This book is Volume 1 of a multi-volume project featuring the complete issues of "Integrity", the lay Catholic magazine founded by Carol (Jackson) Robinson (pseudonym: Peter Michaels) and Ed Willock. These issues are relatively difficult to find but more importantly they show that Catholics after WWII were attempting to engage modernity in the light of the Faith. Whether they were successful or not is besides the point because what these issues indicate is that it is possible to critique modern society with intelligence and seriousness guided by the principles of the Faith. These issues can serve as a vehicle for a larger discussion on contemporary society. Object to their approach and some of their insights, fine, but do not dismiss them lightly!
The magazine itself ran from 1946 to 1956 -- a long run given the lack of business acumen and use of advertising!
The foreword has been written by a Maronite priest, Rev. Fr. James Doran, who knew Carol Robinson personally.
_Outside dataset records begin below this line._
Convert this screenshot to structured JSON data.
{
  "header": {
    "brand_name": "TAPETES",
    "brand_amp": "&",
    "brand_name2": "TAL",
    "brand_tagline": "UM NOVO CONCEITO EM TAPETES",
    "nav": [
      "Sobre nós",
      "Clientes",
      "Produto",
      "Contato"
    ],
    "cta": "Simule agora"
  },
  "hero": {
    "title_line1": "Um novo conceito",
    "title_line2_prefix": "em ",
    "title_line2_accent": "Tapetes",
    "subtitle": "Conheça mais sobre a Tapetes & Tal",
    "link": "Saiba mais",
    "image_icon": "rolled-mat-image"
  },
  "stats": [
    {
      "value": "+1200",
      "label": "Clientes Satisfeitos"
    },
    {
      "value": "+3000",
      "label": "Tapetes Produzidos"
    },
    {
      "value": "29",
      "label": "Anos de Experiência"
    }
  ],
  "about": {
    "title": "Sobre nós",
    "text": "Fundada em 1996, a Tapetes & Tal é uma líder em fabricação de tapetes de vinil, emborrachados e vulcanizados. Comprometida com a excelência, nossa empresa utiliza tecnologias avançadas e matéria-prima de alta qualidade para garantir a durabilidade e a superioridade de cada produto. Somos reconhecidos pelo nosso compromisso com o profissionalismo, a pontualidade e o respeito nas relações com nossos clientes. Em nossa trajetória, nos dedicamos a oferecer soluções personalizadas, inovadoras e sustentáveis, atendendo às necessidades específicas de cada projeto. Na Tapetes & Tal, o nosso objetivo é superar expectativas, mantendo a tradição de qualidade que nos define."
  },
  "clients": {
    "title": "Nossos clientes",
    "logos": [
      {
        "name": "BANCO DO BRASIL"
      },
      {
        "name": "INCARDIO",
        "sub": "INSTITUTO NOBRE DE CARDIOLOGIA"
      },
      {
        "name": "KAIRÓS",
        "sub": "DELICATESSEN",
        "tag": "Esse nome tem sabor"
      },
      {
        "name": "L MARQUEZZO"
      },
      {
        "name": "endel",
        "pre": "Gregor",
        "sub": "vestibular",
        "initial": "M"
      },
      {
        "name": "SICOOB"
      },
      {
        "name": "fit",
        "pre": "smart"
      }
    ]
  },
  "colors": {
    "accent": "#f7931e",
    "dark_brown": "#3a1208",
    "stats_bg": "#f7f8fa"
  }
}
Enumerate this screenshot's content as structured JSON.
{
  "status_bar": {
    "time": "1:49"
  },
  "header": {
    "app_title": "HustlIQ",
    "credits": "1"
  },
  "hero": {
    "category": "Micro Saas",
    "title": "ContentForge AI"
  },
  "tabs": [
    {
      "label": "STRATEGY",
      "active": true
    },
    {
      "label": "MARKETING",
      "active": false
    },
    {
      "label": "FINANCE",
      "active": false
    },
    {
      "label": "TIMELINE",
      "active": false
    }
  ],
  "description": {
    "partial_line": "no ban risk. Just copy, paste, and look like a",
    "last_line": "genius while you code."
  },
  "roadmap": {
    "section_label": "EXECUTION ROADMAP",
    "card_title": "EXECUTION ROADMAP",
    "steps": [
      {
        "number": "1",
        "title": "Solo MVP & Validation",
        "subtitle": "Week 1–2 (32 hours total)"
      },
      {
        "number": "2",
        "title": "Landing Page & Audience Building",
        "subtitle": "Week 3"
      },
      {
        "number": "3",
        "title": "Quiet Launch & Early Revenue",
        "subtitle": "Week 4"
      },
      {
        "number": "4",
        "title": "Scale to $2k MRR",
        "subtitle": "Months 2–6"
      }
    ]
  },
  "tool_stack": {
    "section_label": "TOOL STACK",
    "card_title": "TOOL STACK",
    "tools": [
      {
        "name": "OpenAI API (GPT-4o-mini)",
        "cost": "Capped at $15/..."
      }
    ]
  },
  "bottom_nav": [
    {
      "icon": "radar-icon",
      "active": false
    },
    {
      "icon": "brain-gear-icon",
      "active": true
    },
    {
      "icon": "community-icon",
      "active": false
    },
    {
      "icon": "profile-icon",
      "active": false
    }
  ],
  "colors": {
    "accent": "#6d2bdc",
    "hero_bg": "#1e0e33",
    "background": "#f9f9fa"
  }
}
Here is an excerpt from the editorial for the first issue:
"In this first issue we are elaborating on the theme of our whole magazine, which is: WE MUST MAKE A NEW SYNTHESIS OF RELIGION AND LIFE. Possibly the Church has other tasks yet more urgent today, but this job is certainly high up on the agenda. It looks like the basic problem for us, who are lay people. Anyhow, we have chosen it as our special work to help solve it, and every issue will bear on the main thesis....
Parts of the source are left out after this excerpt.